Monsieur le Président,

Je voudrais tout d'abord remercier le Haut-Commissaire pour ce précieux rapport.

Euro-Med Monitor et GIWEH souhaitent attirer votre attention sur la grave détérioration de la sécurité de l'eau dans la bande de Gaza, principalement due au siège prolongé d'Israël, ponctué d'assauts militaires périodiques.

Il est désormais bien établi que 97 % de l'eau de Gaza est désormais contaminée, une situation aggravée par une crise aiguë de l'électricité qui entrave le fonctionnement des puits d'eau et des stations d'épuration, ce qui fait qu'environ 80 % des eaux usées non traitées de Gaza sont déversées dans la mer, tandis que 20 % s'infiltrent dans les eaux souterraines.

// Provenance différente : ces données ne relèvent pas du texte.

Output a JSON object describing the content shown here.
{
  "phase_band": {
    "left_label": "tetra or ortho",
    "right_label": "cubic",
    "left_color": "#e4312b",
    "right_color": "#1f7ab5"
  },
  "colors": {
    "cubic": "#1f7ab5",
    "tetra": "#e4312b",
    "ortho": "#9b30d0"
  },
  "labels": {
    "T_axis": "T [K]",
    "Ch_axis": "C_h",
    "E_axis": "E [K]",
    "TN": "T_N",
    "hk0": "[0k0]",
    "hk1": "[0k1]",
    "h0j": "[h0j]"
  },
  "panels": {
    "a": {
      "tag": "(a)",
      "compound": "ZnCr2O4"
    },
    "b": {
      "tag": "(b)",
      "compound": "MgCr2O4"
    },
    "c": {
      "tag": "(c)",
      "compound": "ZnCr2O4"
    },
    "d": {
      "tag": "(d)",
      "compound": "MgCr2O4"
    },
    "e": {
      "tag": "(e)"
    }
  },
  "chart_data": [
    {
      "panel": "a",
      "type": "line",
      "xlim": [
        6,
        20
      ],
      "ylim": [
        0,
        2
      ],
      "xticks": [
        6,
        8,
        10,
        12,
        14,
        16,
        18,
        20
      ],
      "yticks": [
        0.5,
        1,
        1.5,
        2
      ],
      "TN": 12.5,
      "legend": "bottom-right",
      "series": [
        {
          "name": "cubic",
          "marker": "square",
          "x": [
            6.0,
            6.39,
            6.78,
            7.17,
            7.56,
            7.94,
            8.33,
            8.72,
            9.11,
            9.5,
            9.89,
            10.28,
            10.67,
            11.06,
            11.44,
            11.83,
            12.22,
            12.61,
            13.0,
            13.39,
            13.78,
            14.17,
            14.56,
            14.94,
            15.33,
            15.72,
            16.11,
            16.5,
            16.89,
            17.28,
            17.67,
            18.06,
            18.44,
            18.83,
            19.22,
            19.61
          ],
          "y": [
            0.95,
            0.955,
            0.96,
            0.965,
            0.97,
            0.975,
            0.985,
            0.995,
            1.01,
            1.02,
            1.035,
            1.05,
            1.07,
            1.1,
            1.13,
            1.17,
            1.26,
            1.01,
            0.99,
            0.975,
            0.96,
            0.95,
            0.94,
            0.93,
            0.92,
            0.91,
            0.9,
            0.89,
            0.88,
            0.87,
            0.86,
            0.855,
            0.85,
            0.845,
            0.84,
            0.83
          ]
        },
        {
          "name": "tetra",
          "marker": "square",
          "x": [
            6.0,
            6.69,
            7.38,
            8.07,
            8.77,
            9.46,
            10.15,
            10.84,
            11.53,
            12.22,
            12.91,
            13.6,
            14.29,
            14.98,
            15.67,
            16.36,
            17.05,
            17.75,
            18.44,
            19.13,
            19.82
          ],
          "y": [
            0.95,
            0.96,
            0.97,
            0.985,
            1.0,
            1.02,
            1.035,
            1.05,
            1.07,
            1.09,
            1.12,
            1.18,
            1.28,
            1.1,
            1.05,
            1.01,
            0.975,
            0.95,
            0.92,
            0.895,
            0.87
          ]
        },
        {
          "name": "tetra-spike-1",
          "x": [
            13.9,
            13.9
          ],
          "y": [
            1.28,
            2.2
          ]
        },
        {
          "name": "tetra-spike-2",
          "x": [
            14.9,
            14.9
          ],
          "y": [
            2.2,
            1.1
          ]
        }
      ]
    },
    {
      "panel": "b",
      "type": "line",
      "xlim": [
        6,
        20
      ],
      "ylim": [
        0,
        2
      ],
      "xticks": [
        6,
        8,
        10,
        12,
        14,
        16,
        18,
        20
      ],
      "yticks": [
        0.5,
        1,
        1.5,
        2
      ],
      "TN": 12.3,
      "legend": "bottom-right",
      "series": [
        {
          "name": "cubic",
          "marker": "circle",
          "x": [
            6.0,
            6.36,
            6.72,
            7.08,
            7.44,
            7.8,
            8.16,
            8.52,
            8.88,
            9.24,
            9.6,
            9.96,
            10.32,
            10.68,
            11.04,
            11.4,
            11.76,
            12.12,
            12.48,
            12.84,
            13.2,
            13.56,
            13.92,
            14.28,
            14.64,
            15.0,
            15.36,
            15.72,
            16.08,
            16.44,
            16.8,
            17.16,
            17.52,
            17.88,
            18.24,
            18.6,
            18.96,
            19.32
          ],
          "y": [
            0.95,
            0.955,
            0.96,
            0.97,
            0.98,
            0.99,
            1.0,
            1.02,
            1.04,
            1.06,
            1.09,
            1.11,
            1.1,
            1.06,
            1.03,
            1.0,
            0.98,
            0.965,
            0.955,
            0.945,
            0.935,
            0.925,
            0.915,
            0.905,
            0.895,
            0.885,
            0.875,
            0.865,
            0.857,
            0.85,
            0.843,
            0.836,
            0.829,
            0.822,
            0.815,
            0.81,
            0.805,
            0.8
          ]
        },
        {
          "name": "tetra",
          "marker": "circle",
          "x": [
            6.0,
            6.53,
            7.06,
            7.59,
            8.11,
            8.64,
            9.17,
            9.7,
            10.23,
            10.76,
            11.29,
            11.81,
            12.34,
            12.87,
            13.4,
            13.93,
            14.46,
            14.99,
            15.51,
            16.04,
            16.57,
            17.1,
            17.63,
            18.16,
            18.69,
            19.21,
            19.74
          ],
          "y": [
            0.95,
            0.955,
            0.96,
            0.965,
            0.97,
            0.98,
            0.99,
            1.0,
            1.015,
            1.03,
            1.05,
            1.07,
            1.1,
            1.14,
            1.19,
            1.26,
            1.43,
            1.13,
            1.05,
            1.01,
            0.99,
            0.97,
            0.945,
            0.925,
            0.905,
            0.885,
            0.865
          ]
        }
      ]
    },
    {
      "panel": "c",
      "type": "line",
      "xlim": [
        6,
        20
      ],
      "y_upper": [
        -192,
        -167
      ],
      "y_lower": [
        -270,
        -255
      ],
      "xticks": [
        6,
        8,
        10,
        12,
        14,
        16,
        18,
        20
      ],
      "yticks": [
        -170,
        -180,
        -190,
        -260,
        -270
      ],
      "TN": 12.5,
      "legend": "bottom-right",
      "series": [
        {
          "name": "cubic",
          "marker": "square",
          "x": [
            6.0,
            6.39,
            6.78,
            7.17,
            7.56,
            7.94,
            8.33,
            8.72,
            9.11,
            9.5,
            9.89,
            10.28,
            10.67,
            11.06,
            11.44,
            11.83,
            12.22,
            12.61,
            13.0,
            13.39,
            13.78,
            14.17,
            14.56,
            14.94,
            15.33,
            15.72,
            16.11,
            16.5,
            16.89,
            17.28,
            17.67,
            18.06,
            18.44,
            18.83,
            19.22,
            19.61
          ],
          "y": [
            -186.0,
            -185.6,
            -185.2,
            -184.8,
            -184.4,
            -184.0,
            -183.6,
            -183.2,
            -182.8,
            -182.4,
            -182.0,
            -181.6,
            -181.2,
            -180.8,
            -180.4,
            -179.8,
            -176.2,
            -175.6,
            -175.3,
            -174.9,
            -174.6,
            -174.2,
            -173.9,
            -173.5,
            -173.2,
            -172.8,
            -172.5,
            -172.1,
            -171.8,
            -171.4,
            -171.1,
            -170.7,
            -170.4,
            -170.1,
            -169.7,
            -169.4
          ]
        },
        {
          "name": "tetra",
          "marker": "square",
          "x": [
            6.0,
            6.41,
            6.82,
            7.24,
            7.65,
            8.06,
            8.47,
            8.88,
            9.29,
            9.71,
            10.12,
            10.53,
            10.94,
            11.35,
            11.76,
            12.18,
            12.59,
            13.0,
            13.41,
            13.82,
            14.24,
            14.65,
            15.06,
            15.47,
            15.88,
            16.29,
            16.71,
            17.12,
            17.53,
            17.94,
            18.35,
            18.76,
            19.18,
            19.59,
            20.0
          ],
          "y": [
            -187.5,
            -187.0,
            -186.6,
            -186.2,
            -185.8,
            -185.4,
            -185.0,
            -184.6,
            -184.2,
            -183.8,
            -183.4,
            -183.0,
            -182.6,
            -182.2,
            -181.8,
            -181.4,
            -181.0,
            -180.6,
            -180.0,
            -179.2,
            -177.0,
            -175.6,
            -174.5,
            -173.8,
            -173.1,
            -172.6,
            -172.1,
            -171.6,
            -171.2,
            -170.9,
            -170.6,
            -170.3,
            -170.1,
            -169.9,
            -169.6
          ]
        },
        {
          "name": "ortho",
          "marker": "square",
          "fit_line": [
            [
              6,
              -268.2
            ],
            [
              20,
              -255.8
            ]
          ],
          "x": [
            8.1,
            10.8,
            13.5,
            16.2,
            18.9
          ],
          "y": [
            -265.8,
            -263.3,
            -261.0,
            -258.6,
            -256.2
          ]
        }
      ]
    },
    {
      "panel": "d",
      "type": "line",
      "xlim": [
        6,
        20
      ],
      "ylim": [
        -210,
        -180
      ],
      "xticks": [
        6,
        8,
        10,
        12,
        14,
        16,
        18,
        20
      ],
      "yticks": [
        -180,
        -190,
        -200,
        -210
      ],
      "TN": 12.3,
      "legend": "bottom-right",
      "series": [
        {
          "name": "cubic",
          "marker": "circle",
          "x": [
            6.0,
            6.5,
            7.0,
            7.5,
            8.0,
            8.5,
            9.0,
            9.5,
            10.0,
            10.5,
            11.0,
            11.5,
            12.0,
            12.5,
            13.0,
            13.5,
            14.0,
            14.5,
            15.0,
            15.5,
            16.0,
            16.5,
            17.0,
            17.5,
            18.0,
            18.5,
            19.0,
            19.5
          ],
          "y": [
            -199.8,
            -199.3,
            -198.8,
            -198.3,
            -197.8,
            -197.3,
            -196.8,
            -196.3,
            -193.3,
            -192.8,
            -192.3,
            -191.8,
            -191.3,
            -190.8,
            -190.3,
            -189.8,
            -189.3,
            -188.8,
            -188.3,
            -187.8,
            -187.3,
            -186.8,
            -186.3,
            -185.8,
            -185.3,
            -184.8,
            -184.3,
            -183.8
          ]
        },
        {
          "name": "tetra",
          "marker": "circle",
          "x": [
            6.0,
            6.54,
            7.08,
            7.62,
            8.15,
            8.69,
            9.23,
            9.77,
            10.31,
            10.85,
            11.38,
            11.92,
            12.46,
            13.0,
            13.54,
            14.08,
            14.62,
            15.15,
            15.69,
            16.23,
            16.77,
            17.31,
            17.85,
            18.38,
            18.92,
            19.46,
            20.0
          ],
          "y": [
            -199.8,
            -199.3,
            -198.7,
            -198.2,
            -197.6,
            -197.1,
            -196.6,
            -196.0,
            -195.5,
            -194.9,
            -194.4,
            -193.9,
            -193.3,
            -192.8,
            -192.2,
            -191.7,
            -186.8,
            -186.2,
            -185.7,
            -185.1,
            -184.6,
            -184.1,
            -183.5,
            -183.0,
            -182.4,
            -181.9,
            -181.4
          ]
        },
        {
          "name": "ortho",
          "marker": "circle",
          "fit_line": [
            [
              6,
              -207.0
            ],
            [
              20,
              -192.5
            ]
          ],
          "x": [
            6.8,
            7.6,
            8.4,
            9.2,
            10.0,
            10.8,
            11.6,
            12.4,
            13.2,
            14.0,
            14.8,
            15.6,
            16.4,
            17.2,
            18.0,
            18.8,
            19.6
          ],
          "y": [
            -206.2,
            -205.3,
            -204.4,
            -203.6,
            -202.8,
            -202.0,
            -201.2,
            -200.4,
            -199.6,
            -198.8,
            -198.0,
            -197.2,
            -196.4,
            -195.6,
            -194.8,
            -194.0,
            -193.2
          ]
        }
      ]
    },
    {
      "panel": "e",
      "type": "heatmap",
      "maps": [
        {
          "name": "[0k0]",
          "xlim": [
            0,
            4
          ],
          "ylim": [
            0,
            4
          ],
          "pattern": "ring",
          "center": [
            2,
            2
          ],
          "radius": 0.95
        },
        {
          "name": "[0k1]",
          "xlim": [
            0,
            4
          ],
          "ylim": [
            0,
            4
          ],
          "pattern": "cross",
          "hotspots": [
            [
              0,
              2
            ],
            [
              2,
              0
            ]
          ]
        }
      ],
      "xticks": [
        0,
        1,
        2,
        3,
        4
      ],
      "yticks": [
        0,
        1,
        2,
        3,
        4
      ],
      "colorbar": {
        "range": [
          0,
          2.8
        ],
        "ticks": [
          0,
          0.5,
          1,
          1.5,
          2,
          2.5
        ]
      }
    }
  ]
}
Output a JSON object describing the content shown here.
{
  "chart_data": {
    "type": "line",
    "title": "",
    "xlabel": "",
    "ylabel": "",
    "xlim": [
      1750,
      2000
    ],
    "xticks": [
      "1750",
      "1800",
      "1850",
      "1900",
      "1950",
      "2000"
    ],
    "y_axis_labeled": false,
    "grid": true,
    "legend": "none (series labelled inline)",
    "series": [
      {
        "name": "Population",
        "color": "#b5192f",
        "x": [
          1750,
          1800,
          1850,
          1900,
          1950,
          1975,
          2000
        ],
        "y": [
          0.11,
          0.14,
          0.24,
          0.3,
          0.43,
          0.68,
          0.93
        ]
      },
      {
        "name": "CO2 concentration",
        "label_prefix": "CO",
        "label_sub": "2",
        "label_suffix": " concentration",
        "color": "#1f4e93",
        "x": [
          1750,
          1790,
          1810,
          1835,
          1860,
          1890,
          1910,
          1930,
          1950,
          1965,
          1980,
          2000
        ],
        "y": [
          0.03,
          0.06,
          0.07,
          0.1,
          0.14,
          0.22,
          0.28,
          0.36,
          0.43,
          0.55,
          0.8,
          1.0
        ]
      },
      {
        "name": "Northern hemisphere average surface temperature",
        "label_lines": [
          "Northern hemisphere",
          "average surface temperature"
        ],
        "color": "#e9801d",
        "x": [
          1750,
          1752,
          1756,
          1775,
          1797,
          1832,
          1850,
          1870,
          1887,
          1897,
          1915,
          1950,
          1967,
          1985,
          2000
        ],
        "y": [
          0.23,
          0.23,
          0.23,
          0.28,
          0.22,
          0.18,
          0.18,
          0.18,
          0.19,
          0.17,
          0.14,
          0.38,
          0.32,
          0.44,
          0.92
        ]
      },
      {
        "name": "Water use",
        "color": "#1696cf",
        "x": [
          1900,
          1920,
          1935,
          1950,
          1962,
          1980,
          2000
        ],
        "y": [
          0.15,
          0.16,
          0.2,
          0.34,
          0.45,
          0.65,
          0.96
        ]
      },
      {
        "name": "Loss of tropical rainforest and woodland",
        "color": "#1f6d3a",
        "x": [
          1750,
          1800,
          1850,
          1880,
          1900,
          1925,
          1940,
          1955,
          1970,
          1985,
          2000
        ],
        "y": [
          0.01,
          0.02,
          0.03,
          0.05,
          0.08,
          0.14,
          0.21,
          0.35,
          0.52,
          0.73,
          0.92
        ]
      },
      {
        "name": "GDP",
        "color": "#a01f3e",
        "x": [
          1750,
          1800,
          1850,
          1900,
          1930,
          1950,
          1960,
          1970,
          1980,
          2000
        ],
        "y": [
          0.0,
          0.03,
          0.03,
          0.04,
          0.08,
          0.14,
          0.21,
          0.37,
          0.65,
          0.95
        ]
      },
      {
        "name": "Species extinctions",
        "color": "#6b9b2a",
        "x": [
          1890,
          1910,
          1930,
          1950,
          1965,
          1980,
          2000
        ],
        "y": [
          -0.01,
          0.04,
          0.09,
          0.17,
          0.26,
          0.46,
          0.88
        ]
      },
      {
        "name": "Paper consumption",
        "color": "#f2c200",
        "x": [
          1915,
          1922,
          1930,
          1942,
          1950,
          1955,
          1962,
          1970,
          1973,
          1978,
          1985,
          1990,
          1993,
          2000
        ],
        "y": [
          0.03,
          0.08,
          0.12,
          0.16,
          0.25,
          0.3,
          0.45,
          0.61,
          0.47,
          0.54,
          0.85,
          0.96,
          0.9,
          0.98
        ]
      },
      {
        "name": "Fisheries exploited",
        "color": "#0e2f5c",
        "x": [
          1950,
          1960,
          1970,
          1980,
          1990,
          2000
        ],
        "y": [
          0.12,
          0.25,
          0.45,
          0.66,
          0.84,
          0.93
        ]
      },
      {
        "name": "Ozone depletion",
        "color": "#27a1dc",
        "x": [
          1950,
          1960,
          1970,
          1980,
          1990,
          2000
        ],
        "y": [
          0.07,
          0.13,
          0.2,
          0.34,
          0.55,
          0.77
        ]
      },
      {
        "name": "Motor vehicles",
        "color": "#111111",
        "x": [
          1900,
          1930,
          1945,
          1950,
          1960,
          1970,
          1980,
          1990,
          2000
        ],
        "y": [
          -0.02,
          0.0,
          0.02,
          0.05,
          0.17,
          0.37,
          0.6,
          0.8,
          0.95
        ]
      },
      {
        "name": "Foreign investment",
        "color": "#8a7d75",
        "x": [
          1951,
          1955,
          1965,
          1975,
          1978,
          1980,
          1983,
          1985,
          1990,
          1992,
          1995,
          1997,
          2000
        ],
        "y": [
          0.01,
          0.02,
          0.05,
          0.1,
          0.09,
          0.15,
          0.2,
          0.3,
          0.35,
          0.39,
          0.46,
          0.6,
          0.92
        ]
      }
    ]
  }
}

Cette crise de l'eau est encore aggravée par les attaques israéliennes sur Gaza en mai dernier, qui ont considérablement endommagé les infrastructures de l'enclave, déjà en mauvais état, notamment dans le secteur de l'eau.

Cette crise de l'eau représente une sérieuse menace pour la santé de la population assiégée. Des données récentes indiquent qu'environ un quart des maladies qui se propagent à Gaza sont causées par la pollution de l'eau, et que 12 % des décès de jeunes enfants et de nourrissons sont liés à des maladies intestinales liées à l'eau contaminée.

En résumé, une population civile enfermée dans un bidonville toxique de la naissance à la mort est forcée d'assister à l'empoisonnement lent de ses enfants et de ses proches par l'eau qu'elle boit et par le sol qu'elle récolte, sans cesse, sans aucun changement en vue.

Rien ne peut justifier cette situation. Il incombe à l'autorité d'occupation et à la communauté internationale de garantir pleinement le droit des Gazaouis à la sécurité de l'eau.